Главарь оглянулся на голос, который показался ему необычно властным для инока. Что-то необычное было и в самом иноке, что не поддавалось определению. В голове быстро мелькали догадки, что это либо именитый князь, постриженный в монахи, либо тайный посланец царя, прикинувшийся монахом. Подчиняясь этому голосу, опричники остановились, глядя на своего предводителя.

   — Мирским людям не дозволено чинить беспорядки в богоспасаемом монастыре. Ежели у вас есть какое дело, подобает поначалу сослаться с настоятелем.

   — А ты кто таков будешь, что указуешь нам?

Говоря это, Гермоген пристально всматривался в лицо главаря, узнавая и не узнавая Горобца. Узнаваем был голос с лёгкой хрипотцой и выражением наглой силы. Горобец ещё более почернел, а нос совсем стал похож на клюв хищной птицы.

   — Да соизволит гость пожаловать в покои архимандрита.

Горобец последовал за иноком. Он не узнал в нём казака Ермолая.

Войдя в покои, он огляделся, с трудом скрывая насмешку. Подумал, не шут куёт ли над ним монах? Убранство покоев было столь простым, что оно напоминало скорее убогую келью. Хозяин попросил гостя присесть за малым столиком, а сам опустился на скамью, обтянутую тёмным сукном.

   — Издалека, видно, прибыли в наши края? И по какой нужде?

Сейчас его с этим человеком разделяют годы и вся прожитая жизнь. Но осталось в памяти то роковое время, когда Горобец едва не лишил его жизни. Бог спас. Но сердце этого человека и поныне кипит злобой, а душу съедают змеи-страсти.
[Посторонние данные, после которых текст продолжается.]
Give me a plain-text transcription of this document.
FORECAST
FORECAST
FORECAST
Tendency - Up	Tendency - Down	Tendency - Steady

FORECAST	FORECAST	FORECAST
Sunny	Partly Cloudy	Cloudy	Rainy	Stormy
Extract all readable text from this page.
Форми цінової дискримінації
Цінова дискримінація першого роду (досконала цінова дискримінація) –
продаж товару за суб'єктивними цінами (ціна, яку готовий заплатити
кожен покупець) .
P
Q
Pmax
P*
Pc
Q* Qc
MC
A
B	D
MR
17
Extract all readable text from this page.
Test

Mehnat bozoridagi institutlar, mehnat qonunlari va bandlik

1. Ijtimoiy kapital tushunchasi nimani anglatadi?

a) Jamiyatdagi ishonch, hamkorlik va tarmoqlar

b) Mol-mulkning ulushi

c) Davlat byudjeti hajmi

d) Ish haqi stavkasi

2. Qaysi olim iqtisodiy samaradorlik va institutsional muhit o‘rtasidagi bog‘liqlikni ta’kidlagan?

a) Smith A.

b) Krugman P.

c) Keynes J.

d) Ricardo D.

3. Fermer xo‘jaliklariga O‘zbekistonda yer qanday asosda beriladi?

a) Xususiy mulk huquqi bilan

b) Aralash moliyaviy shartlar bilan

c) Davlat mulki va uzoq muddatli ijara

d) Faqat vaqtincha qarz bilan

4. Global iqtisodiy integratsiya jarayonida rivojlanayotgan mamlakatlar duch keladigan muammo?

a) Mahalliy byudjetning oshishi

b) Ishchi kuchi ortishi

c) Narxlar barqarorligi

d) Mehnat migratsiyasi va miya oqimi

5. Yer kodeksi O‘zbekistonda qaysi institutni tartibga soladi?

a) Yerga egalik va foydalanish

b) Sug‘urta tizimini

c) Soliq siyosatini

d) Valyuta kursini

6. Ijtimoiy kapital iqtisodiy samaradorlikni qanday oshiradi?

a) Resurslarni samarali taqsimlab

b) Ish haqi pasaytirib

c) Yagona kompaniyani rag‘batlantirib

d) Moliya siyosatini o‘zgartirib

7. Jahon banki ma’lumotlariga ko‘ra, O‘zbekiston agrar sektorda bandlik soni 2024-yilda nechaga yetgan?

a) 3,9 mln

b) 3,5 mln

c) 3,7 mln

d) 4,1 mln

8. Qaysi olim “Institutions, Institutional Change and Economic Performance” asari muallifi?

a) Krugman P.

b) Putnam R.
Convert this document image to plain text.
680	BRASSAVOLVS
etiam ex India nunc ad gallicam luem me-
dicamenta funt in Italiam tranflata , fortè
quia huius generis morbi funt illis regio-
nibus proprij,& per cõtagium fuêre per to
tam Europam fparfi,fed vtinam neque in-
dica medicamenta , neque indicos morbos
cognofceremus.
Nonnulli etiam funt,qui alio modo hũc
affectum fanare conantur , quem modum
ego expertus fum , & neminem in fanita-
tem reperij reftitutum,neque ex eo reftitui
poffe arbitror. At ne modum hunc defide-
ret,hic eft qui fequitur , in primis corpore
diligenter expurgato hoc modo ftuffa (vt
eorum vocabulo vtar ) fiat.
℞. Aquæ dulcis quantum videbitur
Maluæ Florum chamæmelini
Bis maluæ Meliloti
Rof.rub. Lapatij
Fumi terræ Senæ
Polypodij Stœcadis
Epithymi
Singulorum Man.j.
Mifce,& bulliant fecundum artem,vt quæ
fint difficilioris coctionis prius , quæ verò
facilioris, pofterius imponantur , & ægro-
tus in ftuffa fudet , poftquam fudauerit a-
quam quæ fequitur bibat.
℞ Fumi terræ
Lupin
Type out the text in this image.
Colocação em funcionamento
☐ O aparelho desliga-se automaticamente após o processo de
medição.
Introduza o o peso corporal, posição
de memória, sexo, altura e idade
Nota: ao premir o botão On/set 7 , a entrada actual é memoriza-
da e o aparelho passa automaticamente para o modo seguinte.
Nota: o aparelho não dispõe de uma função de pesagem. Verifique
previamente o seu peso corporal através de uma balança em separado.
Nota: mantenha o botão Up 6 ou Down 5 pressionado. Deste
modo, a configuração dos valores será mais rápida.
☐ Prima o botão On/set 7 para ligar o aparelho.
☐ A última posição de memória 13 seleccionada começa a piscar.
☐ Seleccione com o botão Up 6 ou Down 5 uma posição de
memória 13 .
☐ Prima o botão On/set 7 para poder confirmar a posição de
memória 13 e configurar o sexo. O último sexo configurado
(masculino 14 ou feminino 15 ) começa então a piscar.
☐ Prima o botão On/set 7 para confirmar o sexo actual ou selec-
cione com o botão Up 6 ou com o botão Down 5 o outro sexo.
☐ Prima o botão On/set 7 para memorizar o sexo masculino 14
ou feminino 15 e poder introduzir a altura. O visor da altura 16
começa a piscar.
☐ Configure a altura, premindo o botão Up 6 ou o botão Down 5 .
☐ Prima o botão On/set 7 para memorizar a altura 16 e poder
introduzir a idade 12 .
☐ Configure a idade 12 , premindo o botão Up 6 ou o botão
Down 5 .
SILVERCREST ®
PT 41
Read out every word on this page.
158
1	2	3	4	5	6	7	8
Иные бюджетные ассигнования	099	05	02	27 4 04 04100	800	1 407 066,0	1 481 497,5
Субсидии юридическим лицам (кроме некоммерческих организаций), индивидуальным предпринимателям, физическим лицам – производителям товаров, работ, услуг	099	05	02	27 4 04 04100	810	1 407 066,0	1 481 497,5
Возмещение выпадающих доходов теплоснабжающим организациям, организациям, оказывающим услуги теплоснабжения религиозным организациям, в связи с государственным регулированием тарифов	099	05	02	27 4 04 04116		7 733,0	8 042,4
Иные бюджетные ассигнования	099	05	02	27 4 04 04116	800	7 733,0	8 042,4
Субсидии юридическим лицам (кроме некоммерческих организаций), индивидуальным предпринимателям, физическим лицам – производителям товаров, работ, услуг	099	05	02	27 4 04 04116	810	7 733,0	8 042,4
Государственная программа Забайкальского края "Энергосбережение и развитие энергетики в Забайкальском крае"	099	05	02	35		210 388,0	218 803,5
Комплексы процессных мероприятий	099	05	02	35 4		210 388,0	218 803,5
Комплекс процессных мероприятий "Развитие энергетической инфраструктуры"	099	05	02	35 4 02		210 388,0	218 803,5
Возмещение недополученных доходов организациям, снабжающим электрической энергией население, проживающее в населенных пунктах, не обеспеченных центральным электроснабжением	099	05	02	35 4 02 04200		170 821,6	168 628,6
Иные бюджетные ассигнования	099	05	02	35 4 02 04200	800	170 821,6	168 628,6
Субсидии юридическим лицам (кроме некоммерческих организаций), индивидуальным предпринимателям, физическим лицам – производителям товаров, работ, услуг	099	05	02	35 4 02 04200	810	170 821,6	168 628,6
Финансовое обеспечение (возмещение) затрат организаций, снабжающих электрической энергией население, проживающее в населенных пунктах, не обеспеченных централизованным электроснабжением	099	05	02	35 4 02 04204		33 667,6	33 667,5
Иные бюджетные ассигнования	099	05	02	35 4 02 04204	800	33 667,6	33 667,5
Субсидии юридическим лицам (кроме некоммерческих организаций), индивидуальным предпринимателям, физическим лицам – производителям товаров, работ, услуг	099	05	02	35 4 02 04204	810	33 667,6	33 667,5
Христианский долг повелевает ему, Гермогену, обратиться к сему несчастному со словом праведным.

   — Скоро ли будет архимандрит? — спросил Горобец, не ответив на вопрос и не замечая доброй приглядки к себе странного инока.

   — Се владыка перед вами, — ответил монашек, стоявший у двери.

Не успел Горобец удивиться и принять достойный вид, как архимандрит произнёс слова, ещё более его удивившие:

   — Я спросил вас, издалече ли вы пожаловали. Я потому спросил, что ваше дородство и кафтан боярский не утаивают, одначе, вашей присылки из далёкого казачьего края.

   — Ну, так... И что из этого следует? — дёрнулся Горобец.

   — Да не будут вам в обиду мои слова. Я к тому это сказал, что сам в давние годы служил в казаках.

Прост был, однако, Гермоген. Не знал, видно, либо забыл, что такие люди, как Горобец, не понимают простосердечной искренности. С наглым видом он спросил:

   — Из казаков убёг, значит?

Гермоген молчал, догадываясь, сколь нежелательным может быть продолжение разговора. По доброте своей он чаял раскаяния Горобца и доброго согласия меж ними.

   — Дивно мне слышать это, архимандрит, — продолжал Горобец в своей обычной развязной манере. — Али не ведомо тебе было, что меж жизнью и смертью и блоха не проскочит?

   — Я позвал вас в свои покои, чтобы сказать вам: царь повелел переписать всех новокрещенов по дворам и монастырям. Сие бережение царское милует новокрещенов, дабы не отпали от веры. Извольте, ваше дородство, вернуть новокрещенов в монастырь, ибо значатся здесь по царскому указу.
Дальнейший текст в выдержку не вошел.